Should works included in a new Aboriginal Australian art exhibition be repatriated to the culture that produced them? The answer is complex, writes Jason Farago.
The British Museum in London is opening a major new exhibition with a rather interesting subtitle. Indigenous Australia: Enduring Civilisation the most important show ever in the United Kingdom to look at the art and culture of Aboriginal Australians and Torres Strait Islanders, and though the exhibition has a massive 60,000-year timescale, it presents indigenous Australian art as part of a continuous culture. Objects from the museum’s collection, such as a shield taken by Captain Cook from Botany Bay – now the site of Sydney’s airport – will be displaye1d alongside bark painting from West Arnhem Land, placards from recent indigenous protest movements and works of contemporary art that reckon with Australia’s past and future.
After the show closes in August, many of the objects on display will travel to the National Museum of Australia in Canberra – and there, debate is already roiling. Numerous indigenous activists are distressed, not to say furious, that artworks and artefacts they consider rightfully theirs will travel to Canberra only to return to London: "just rubbing salt into the wounds,” as one activist had it. What could have been a celebration has quickly become a major front in the endlessly challenging debate over the repatriation of artworks from museum collections to their place of origin. If, as the British Museum subtitle has it, indigenous cultures form an "enduring civilisation,” then are they the proper guardians of their own heritage?‘Who owns culture?’
Indigenous claims to objects in Western museums should be understood separately from similar claims on behalf of nation states. The British Museum, of course, knows all about the latter: its prized Elgin Marbles, acquired (or looted?) in the early 19th Century, have been claimed by Greece since 1925. No country has been more forceful in its claims to cultural patrimony in recent years than Turkey, whose culture ministry has laid claims to Byzantine artworks made millennia before the establishment of the Turkish republic, and blocked loans to the Metropolitan Museum of Art, the Louvre and the Pergamon. Such nationalistic muscle-flexing not only rests on sometimes dubious historical premises, but also on a myopic understanding of culture itself, which has never confined itself to national limits. So to the question ‘Who owns culture?’ we can confidently assert the truth of one response: not the nation state. Cultures do not line up with the boundaries on maps.
But in the case of works of art from indigenous Australia, we are looking at a very different question.
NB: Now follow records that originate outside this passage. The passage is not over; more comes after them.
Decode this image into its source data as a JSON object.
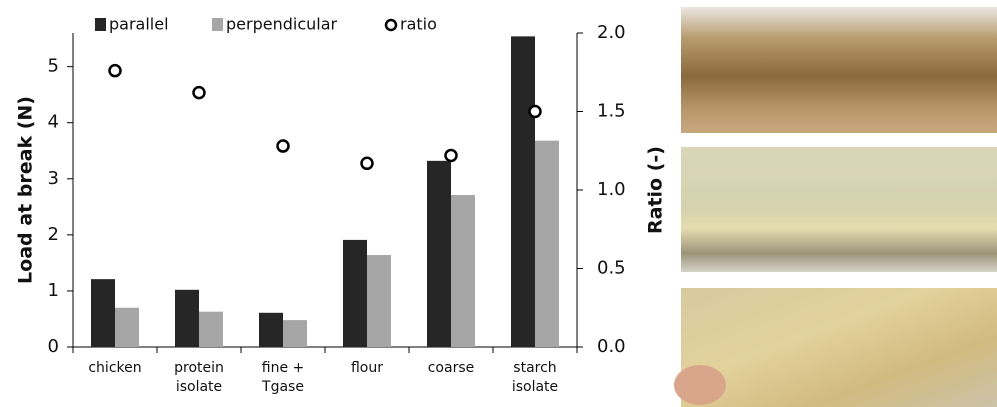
{
  "chart_data": {
    "type": "bar",
    "categories": [
      "chicken",
      "protein\nisolate",
      "fine +\nTgase",
      "flour",
      "coarse",
      "starch\nisolate"
    ],
    "ylabel": "Load at break (N)",
    "y2label": "Ratio (-)",
    "ylim": [
      0,
      5.6
    ],
    "yticks": [
      0,
      1,
      2,
      3,
      4,
      5
    ],
    "y2lim": [
      0,
      2.0
    ],
    "y2ticks": [
      {
        "value": 0,
        "label": "0.0"
      },
      {
        "value": 0.5,
        "label": "0.5"
      },
      {
        "value": 1,
        "label": "1.0"
      },
      {
        "value": 1.5,
        "label": "1.5"
      },
      {
        "value": 2,
        "label": "2.0"
      }
    ],
    "series": [
      {
        "name": "parallel",
        "type": "bar",
        "color": "#262626",
        "values": [
          1.21,
          1.02,
          0.61,
          1.91,
          3.32,
          5.54
        ]
      },
      {
        "name": "perpendicular",
        "type": "bar",
        "color": "#a6a6a6",
        "values": [
          0.7,
          0.63,
          0.48,
          1.64,
          2.71,
          3.68
        ]
      },
      {
        "name": "ratio",
        "type": "scatter",
        "axis": "y2",
        "color": "#000000",
        "values": [
          1.76,
          1.62,
          1.28,
          1.17,
          1.22,
          1.5
        ]
      }
    ]
  }
}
Here the petitioners for restitution are not the government of the Commonwealth of Australia, but rather contemporary indigenous communities whose understanding of culture, time and kinship comes into direct conflict with the imperative of the Western museum. This is a much harder, much more fraught debate, raising some of the biggest questions of art and politics: what does it mean to be modern? Does all culture form part of a global heritage that should be available to everyone, even after centuries of war and colonisation? Must everything be presented for universal understanding, or is some knowledge correctly kept secret?
For many indigenous Australians, the objects in the London and Canberra exhibitions are not the material remnants of past lives, but very real connections to their history and their ancestors. They have a point – one that museums have ignored for too long. It remains all too common to see cultural works by indigenous peoples treated as natural history, to be filed away with rocks and bird carcasses, rather than treated as a vital culture in its own right. (When I was a student of art history, I remember the shock of discovering an aboriginal Australian painting in my university’s natural history museum rather than at the art gallery, even though the painting dated from 1988.) As many anthropologists have shown, there is nothing ‘natural’ about the designation of a cultural object as an ‘artefact’ or an ‘artwork’, as living or dead. The distinction is a historically freighted, constantly negotiable dance. In Paris, for example, pre-Columbian sculptures have migrated over and over: from the Louvre and the Musée Guimet in the early-to-mid-19th Century, where they were exhibited as antiquities; to the ethnographic Trocadéro in the late 19th Century, where aesthetics were irrelevant; and now to the Musée du Quai Branly, which proudly calls itself an art museum.